A Memorial of Hope

Field of Chairs
Photo by Katie Rea

“What brings you to Oklahoma City?”

This was a question posed by each of my Uber drivers as I toured the city. While my husband headed a meeting in town, I got the chance to play tourist.

“Have you visited the Oklahoma City National Memorial yet?”

This was also a question each driver asked.

“No,” I replied each time.

“You should definitely go.”

The Oklahoma City National Memorial stands at the site where 168 people lost their lives due to domestic terrorism on April 19, 1995.

I was across the country when I heard about the devastation on the news.

A driver stated he was just across town when he and his mother heard the explosion. At first, they thought it was thunder, but the skies were blue and clear. It was only later he heard what had happened.

He shared the story of a friend of his. She was the mother of two children aged two and four. The four-year-old seemed not to be feeling well. The mother debated going in to work that day, but as time went on her four-year-old seemed to be doing better. No fever, so she decided to go to work. She dropped her two kids off at the daycare center at the Alfred P. Murrah Federal Building. Then, she started to walk to her office. The bomb detonated. She survived, but it took the lives of her two precious children.

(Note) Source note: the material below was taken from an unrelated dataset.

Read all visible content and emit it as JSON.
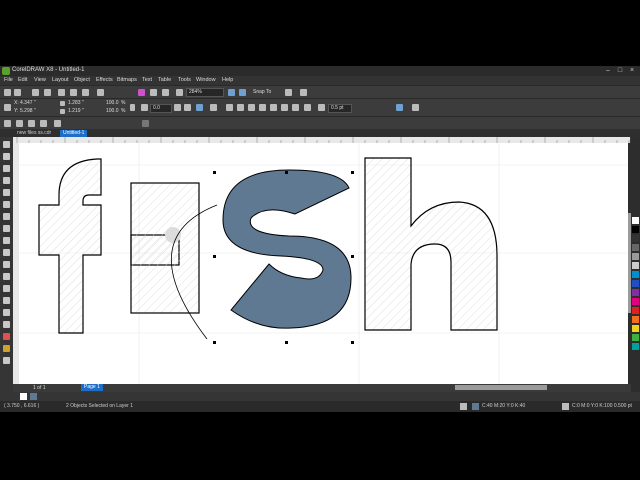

I told the driver I would go and see the memorial.

I asked my husband to join me. We walked the Field of Empty Chairs.  I saw two small chairs next to each other and I thought of that poor mother and started to cry. This community was deeply affected by such violence. But they rallied together to help survivors and families of those who were lost. They came together as a community.

The memorial was built to give hope. Violence does not have the last word.

I wanted to share the pictures of my visit there. I felt the remembrance needed to be shared. If you have time to visit the memorial in Oklahoma City, I’d encourage you to go. It is a gut-wrenching site.

I said a prayer to those who had died and those who were affected from the events. I prayed for this community and any so touched by violence. I prayed for hope. Hope that dwells within the darkest of events.

21. For Social Justice

Almighty God, who hast created us in thine own image:
Grant us grace fearlessly to contend against evil and to make
no peace with oppression; and, that we may reverently use
our freedom, help us to employ it in the maintenance of
justice in our communities and among the nations, to the
glory of thy holy Name; through Jesus Christ our Lord, who
liveth and reigneth with thee and the Holy Spirit, one God,
now and for ever. Amen.

The Book of Common Prayer (1979)
The 9:03 wall which represents healing. The bombing occurred at 9:02 am. Picture by Katie Rea
Wall at the Children’s Area
Photo by Katie Rea
The 9:01 wall across the reflection pool. This wall represents innocence.